Houve nítida preocupação de nomear pessoas que, a partir da vivência no setor em que atuarão, já se haviam convertido em políticos. São poucas as exceções a essa tendência, a mais notável delas sendo a indicação, para a Fazenda, de Antonio Palocci Filho, que nunca atuou na área econômica. Palocci, aliás, é um emblema de dois outros aspectos do ministério Lula: predomina o perfil político (contra o tecnocrático), com destacada presença de parlamentares; e, entre os petistas, o esquerdismo fica bastante matizado, seja pela prevalência de personalidades "centristas" nos postos-chave, seja pela designação dos poucos nomes mais "radicais" para as franjas do ministério.
Não se pode dizer, portanto, que a equipe anunciada por Lula tenha representado novidade, positiva ou negativa, diante das reiteradas mensagens de moderação e de "diálogo" que vêm sendo transmitidas desde a campanha eleitoral. Os nomes não destoam das expectativas em se tratando da vitória de uma chapa de centro-esquerda num contexto de dependência financeira extremada.
O desenrolar do governo será capaz de responder à dúvida mais importante sobre a equipe de Lula: a de como vai se dividir de fato o poder no âmbito do Executivo. Sob Fernando Henrique Cardoso, a tríade Fazenda-Receita-BC, naturalmente forte em qualquer governo, ocupou o espaço central das decisões.

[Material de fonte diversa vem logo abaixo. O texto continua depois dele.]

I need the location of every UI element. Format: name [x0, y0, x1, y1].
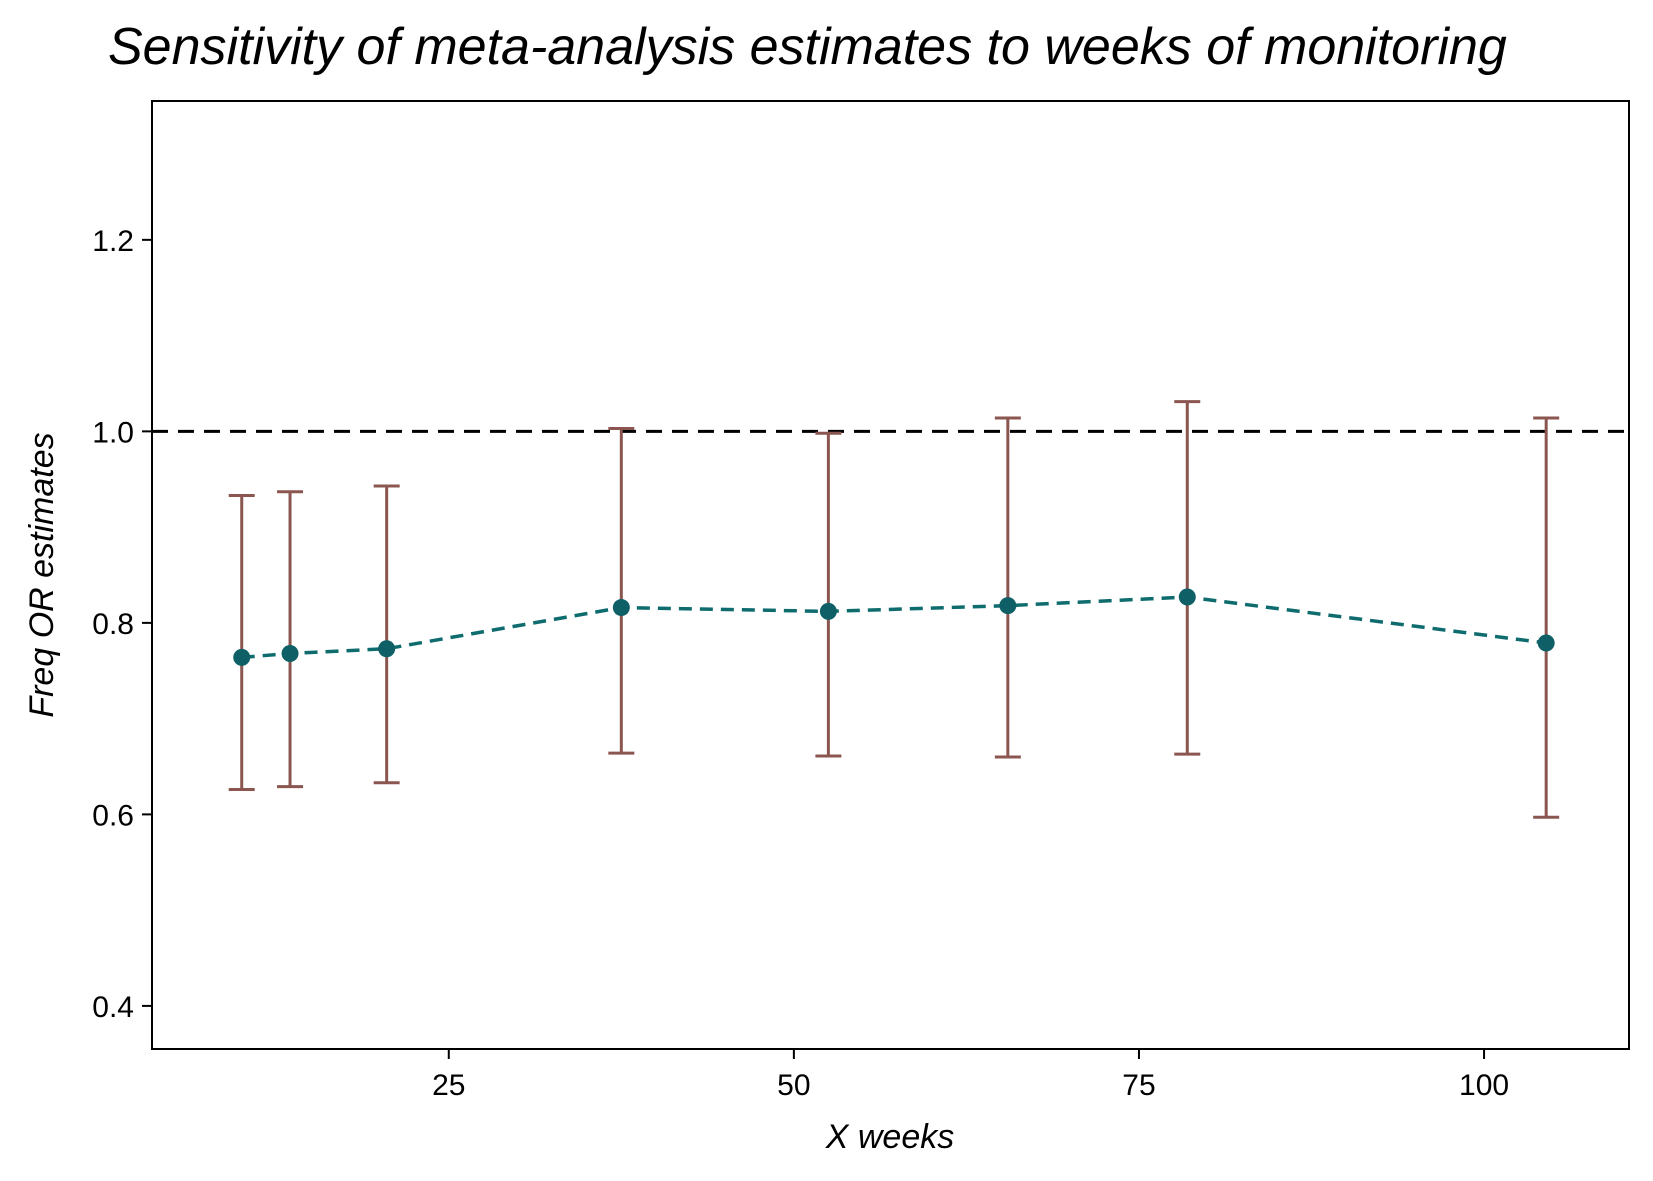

Nada até agora sugere que, ao menos em seu início, a gestão petista vá alterar esse formato. Note-se que a constituição da equipe econômica de Lula segue uma lógica particular, em que o próprio conteúdo petista é matizado. A escalação de Palocci (do qual se diz que "conquistou" a confiança do mercado financeiro), a nomeação de um ex-presidente do BankBoston para o Banco Central, a intenção de manter os atuais diretores do BC e a notícia de que o formulador da Fazenda será um economista ortodoxo do Rio de Janeiro são sintomáticas desse fenômeno.

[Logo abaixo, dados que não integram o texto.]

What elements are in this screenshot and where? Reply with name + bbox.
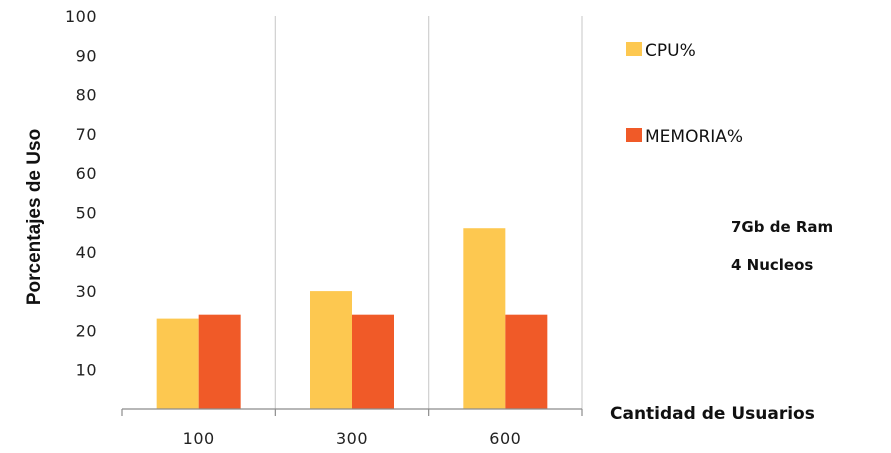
bar-cpu-100 bbox=[156, 318, 199, 409]
grid-lines bbox=[274, 16, 583, 409]
y-tick-label-10: 10 bbox=[76, 361, 97, 380]
annotation-ram: 7Gb de Ram bbox=[731, 218, 833, 236]
y-tick-label-100: 100 bbox=[65, 7, 97, 26]
x-axis-tick-labels: 100 300 600 bbox=[183, 429, 521, 448]
annotation-nucleos: 4 Nucleos bbox=[731, 256, 813, 274]
bar-memoria-600 bbox=[505, 314, 548, 409]
y-axis-label: Porcentajes de Uso bbox=[24, 129, 45, 305]
bars bbox=[156, 228, 548, 409]
bar-memoria-300 bbox=[352, 314, 394, 409]
y-tick-label-30: 30 bbox=[76, 282, 97, 301]
y-tick-label-80: 80 bbox=[76, 86, 97, 105]
legend: CPU% MEMORIA% bbox=[626, 41, 743, 147]
y-tick-label-50: 50 bbox=[76, 204, 97, 223]
x-axis-ticks bbox=[121, 409, 583, 416]
bar-cpu-600 bbox=[463, 228, 506, 409]
legend-swatch-cpu bbox=[626, 42, 642, 56]
x-tick-label-600: 600 bbox=[489, 429, 521, 448]
bar-memoria-100 bbox=[198, 314, 241, 409]
x-axis-label: Cantidad de Usuarios bbox=[610, 404, 815, 424]
y-tick-label-90: 90 bbox=[76, 46, 97, 65]
y-tick-label-70: 70 bbox=[76, 125, 97, 144]
y-tick-label-20: 20 bbox=[76, 321, 97, 340]
x-tick-label-100: 100 bbox=[183, 429, 215, 448]
legend-swatch-memoria bbox=[626, 128, 642, 142]
y-tick-label-60: 60 bbox=[76, 164, 97, 183]
bar-cpu-300 bbox=[310, 291, 352, 409]
y-tick-label-40: 40 bbox=[76, 243, 97, 262]
x-tick-label-300: 300 bbox=[336, 429, 368, 448]
legend-label-memoria: MEMORIA% bbox=[645, 127, 743, 147]
y-axis-tick-labels: 10 20 30 40 50 60 70 80 90 100 bbox=[65, 7, 97, 380]
legend-label-cpu: CPU% bbox=[645, 41, 696, 61]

Para além da equipe econômica, no entanto, ainda não se consegue vislumbrar entre os nomeados por Lula aquele pequeno grupo de pessoas -que associam liderança, visão estratégica e alta capacidade de formular respostas aos desafios da gestão- que normalmente dá direção a um governo. Sem esse elemento que a partir do centro hierarquiza e harmoniza ações do Executivo, a inércia tende a fazer com que segmentos da máquina pública ganhem autonomia indesejada e que sejam permeáveis demais a interesses particulares, corporativos ou não. O que está em jogo, enfim, é o próprio estilo de comando de Luiz Inácio Lula da Silva na Presidência, cujos contornos ainda estão por se definir.